Sur la jonction des requêtes n°2106336 et n°2106334 :

2. Les requêtes n° 2106336 et 2106334 présentent à juger ses questions semblables et ont fait l'objet d'une instruction commune. Il y a lieu de les joindre pour statuer par un seul jugement.

Sur les conclusions à fin d'annulation des lettres de relance :

3. Aux termes de l'article L.1617-5 du code général des collectivités territoriales, dans sa rédaction résultant de la loi n° 2017-1775 de finances rectificative pour 2017 : " () / 1° En l'absence de contestation, le titre de recettes individuel ou collectif émis par la collectivité territoriale ou l'établissement public local permet l'exécution forcée d'office contre le débiteur. / () / L'action dont dispose le débiteur d'une créance assise et liquidée par une collectivité territoriale ou un établissement public local pour contester directement devant la juridiction compétente le bien-fondé de ladite créance se prescrit dans le délai de deux mois à compter de la réception du titre exécutoire ou, à défaut, du premier acte procédant de ce titre ou de la notification d'un acte de poursuite. / ( ) / 4° () Lorsque le redevable n'a pas effectué le versement qui lui était demandé à la date limite de paiement, le comptable public compétent lui adresse une mise en demeure de payer avant la notification du premier acte d'exécution forcée devant donner lieu à des frais. / () / 5° Lorsque la mise en demeure de payer n'a pas été suivie de paiement, le comptable public compétent peut, à l'expiration d'un délai de trente jours suivant sa notification, engager des poursuites devant donner lieu à des frais mis à la charge du redevable dans les conditions fixées à l'article 1912 du code général des impôts. () / 6° Pour les créances d'un montant inférieur à 15 000 €, la mise en demeure de payer est précédée d'une lettre de relance adressée par le comptable public compétent () ".
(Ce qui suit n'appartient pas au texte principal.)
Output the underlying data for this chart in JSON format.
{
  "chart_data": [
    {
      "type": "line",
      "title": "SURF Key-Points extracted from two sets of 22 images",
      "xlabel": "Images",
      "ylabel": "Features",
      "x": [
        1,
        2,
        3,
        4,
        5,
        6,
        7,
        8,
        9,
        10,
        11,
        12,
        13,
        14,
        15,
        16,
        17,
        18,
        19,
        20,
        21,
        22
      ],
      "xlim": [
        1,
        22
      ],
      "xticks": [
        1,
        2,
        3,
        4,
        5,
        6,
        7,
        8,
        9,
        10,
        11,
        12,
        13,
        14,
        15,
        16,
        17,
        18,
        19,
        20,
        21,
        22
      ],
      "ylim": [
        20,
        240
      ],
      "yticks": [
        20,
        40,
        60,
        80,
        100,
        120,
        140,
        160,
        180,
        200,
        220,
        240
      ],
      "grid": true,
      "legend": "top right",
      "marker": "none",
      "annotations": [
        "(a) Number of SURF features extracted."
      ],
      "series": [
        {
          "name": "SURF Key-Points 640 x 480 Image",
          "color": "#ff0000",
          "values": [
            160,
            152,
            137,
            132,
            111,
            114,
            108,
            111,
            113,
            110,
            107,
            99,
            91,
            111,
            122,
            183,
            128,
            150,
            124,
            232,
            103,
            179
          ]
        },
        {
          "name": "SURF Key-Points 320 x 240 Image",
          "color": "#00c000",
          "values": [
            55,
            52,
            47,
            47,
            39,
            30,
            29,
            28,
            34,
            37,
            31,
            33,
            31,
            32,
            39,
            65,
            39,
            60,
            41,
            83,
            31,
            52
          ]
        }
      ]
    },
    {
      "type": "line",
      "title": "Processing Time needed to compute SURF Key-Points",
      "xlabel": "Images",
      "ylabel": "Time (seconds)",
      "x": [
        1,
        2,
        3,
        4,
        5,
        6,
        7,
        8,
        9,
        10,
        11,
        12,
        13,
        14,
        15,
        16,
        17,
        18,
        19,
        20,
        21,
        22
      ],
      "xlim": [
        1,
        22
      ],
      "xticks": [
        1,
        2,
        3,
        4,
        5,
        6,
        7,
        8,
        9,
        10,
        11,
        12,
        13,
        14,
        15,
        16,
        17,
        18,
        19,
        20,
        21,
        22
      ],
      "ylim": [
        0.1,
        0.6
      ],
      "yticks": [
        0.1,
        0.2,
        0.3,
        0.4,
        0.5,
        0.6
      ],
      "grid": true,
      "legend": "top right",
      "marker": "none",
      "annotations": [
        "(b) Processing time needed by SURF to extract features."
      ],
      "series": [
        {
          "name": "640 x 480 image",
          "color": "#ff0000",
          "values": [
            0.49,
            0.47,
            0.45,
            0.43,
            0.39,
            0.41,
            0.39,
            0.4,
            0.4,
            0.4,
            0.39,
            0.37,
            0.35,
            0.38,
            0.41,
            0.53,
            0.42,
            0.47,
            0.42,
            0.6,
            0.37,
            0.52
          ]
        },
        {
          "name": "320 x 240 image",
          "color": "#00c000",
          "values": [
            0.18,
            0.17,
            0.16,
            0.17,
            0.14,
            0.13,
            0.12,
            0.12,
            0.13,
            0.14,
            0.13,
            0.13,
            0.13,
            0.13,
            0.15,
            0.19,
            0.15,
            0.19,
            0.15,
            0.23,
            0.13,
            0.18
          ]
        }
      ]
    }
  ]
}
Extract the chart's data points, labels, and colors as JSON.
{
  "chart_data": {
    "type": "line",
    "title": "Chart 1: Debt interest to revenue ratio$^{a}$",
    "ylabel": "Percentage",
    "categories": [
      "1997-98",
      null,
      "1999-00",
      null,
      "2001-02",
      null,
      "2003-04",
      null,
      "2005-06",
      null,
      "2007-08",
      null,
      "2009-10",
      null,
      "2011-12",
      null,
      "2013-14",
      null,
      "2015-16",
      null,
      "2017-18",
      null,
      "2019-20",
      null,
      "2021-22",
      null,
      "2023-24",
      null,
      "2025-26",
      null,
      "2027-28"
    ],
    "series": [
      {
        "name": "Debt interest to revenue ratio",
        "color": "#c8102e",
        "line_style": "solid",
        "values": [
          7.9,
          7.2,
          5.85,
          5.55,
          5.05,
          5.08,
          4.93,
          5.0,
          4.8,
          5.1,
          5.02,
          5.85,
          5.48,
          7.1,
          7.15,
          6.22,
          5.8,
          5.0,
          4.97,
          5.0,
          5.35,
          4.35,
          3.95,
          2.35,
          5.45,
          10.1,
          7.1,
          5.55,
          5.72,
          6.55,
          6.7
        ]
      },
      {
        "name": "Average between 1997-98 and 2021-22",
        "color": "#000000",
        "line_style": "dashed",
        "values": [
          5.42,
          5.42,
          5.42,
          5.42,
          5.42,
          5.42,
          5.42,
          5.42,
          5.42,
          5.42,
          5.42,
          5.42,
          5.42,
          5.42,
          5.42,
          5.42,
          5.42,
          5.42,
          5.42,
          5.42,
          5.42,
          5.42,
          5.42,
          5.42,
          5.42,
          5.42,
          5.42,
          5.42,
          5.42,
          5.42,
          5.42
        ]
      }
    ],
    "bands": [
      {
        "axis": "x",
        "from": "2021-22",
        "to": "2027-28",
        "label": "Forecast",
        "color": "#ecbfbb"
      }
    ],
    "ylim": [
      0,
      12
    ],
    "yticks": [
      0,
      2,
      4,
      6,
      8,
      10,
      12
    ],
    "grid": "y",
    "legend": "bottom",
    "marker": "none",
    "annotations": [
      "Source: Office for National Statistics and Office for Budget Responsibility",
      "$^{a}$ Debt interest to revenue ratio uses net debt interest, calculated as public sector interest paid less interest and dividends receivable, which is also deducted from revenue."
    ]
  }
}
4. Il résulte des dispositions de l'article L. 1617-5 du code général des collectivités territoriales que les lettres de relance, qui rappellent au débiteur défaillant son obligation de payer résultant d'un titre de recettes et l'invitent à s'acquitter de sa dette avant l'engagement de poursuites pour son recouvrement forcé, ne constituent ni un titre exécutoire, ni un commandement de payer. Dès lors, ainsi que le soutient à bon droit, le directeur départemental des finances publiques de l'Essonne, elles ne constituent pas des actes faisant grief susceptibles de recours. Par suite, les conclusions de Mme B à fin d'annulation des lettres de relance ayant pour objet l'indu de revenu de solidarité active de 17 692,18 euros et l'amende administrative de 1 268 euros sont irrecevables et doivent dès lors être rejetées.

Sur les frais du litige :

5. Les conclusions de Mme B à fin qu'une somme au titre des frais du litige soit mise à la charge du conseil départemental de l'Essonne qui n'est pas la partie perdante ne peuvent qu'être rejetées.

D E C I D E :

Article 1er : Les requêtes de Mme B sont rejetées.

Article 2: Le présent jugement sera notifié à Mme A B, au directeur départemental des finances publiques de l'Essonne et au président du conseil départemental de l'Essonne.

Rendu public par mise à disposition au greffe le 3 octobre 2022.

Le magistrat désigné,

signé

J-M Crandal La greffière,

signé

B. Dalla Guarda

La République mande et ordonne au préfet de l'Essonne en ce qui le concerne ou à tous huissiers de justice à ce requis en ce qui concerne les voies de droit commun contre les parties privées, de pourvoir à l'exécution de la présente décision.